Pour le Giec, il est désormais «extrêmement probable» que l’influence humaine est la principale cause du réchauffement observé depuis le milieu du 20e siècle, ce qui équivaut à 95% de certitude dans la terminologie très précise du rapport. Dans son dernier rapport, en 2007, cette certitude était de 90%.
Concernant l’ampleur possible du réchauffement d’ici la fin du siècle, le Giec a retenu quatre scénarios possibles sans se prononcer sur la probabilité de chacun d’entre eux.

Le Giec estime ainsi probable que la Terre se réchauffe entre 0,3°C, dans le scénario le plus optimiste, et 4,8°C d’ici la fin du siècle par rapport à la température moyenne de la période 1986-2005. La forte incertitude dépendant évidemment en premier lieu des quantités de gaz à effet de serre qui seront émises dans l’atmosphère dans les prochaines décennies. La Terre s’est déjà réchauffée d’environ 0,8°C depuis l’époque pré-industrielle.

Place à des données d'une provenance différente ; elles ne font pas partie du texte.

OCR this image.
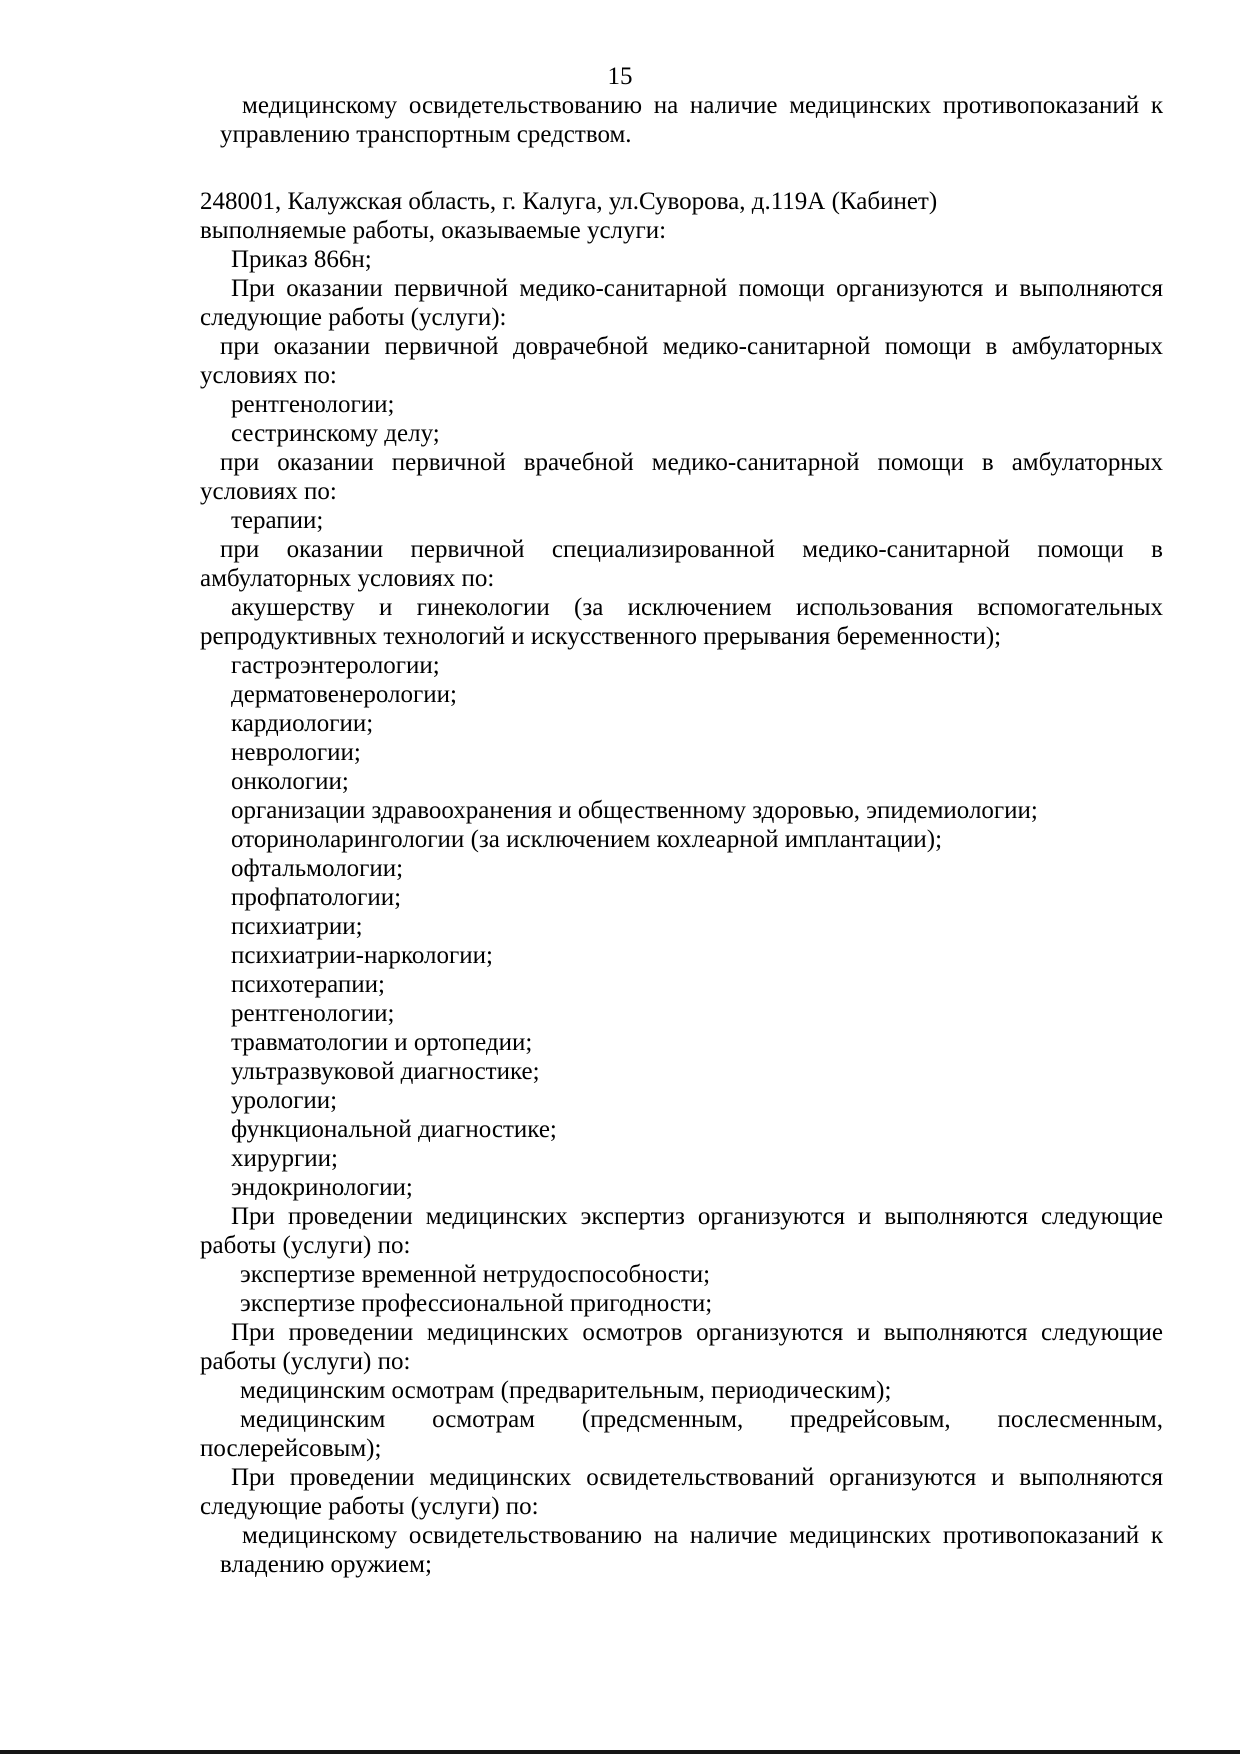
15

медицинскому освидетельствованию на наличие медицинских противопоказаний к
управлению транспортным средством.

248001, Калужская область, г. Калуга, ул.Суворова, д.119А (Кабинет)

выполняемые работы, оказываемые услуги:

Приказ 866н;

При оказании первичной медико-санитарной помощи организуются и выполняются
следующие работы (услуги):

при оказании первичной доврачебной медико-санитарной помощи в амбулаторных
условиях по:

рентгенологии;

сестринскому делу;

при оказании первичной врачебной медико-санитарной помощи в амбулаторных
условиях по:

терапии;

при оказании первичной специализированной медико-санитарной помощи в
амбулаторных условиях по:

акушерству и гинекологии (за исключением использования вспомогательных
репродуктивных технологий и искусственного прерывания беременности);

гастроэнтерологии;

дерматовенерологии;

кардиологии;

неврологии;

онкологии;

организации здравоохранения и общественному здоровью, эпидемиологии;

оториноларингологии (за исключением кохлеарной имплантации);

офтальмологии;

профпатологии;

психиатрии;

психиатрии-наркологии;

психотерапии;

рентгенологии;

травматологии и ортопедии;

ультразвуковой диагностике;

урологии;

функциональной диагностике;

хирургии;

эндокринологии;

При проведении медицинских экспертиз организуются и выполняются следующие
работы (услуги) по:

экспертизе временной нетрудоспособности;

экспертизе профессиональной пригодности;

При проведении медицинских осмотров организуются и выполняются следующие
работы (услуги) по:

медицинским осмотрам (предварительным, периодическим);

медицинским осмотрам (предсменным, предрейсовым, послесменным,
послерейсовым);

При проведении медицинских освидетельствований организуются и выполняются
следующие работы (услуги) по:

медицинскому освидетельствованию на наличие медицинских противопоказаний к
владению оружием;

«Limiter le changement climatique va nécessiter des réductions substantielles et durables des émissions de gaz à effet de serre», a indiqué dans un communiqué Thomas Stocker, vice-président du groupe du Giec.
Les experts du Giec s’attendent également à ce que le réchauffement climatique provoque des événements météorologiques extrêmes plus intenses, même si certains aspects ne sont pas encore tout à fait clairs.
«Les vagues de chaleur vont probablement se produire plus fréquemment et durer plus longtemps. Avec le réchauffement de la Terre, nous nous attendons à voir les régions actuellement humides recevoir davantage de précipitations et les régions sèches en recevoir moins, même s’il va y avoir des exceptions», selon Thomas Stocker.
Concernant la hausse du niveau de la mer, l’une des conséquences majeures du réchauffement, le Giec revoit à la hausse ses projections: les scientifiques estiment désormais qu’elle peut monter en moyenne de 26 à 82 cm d’ici 2100 contre 18 à 59 cm dans le rapport 2007. Les climatologues prennent désormais mieux en compte un phénomène encore insuffisamment étudié il y a 6 ans: un écoulement dans les océans des glaciers côtiers du groenland et de l’Antarctique.
«Cela ne fait aucun doute: le rapport du Giec nous prouvera à tous que le défi auquel nous faisons face est plus important et plus urgent encore que ce que nous pensions», prévoyait jeudi Christiana Figueres, la responsable climat de l’ONU.
«La question bien sûr est de savoir quelle sera la réaction des gouvernements face à ce défi», a-t-elle ajouté. «Il est clair que les engagements pris à ce jour (pour réduire les émissions de gaz à effet de serre) sont insuffisants pour atteindre l’objectif des 2°C».
Le Giec, créé il y a 25 ans sous l’égide pour l’ONU, a pour mission d’établir l’état des lieux du réchauffement pour éclairer les responsables politiques et économiques, mais ne fournit pas de préconisations en tant que tel.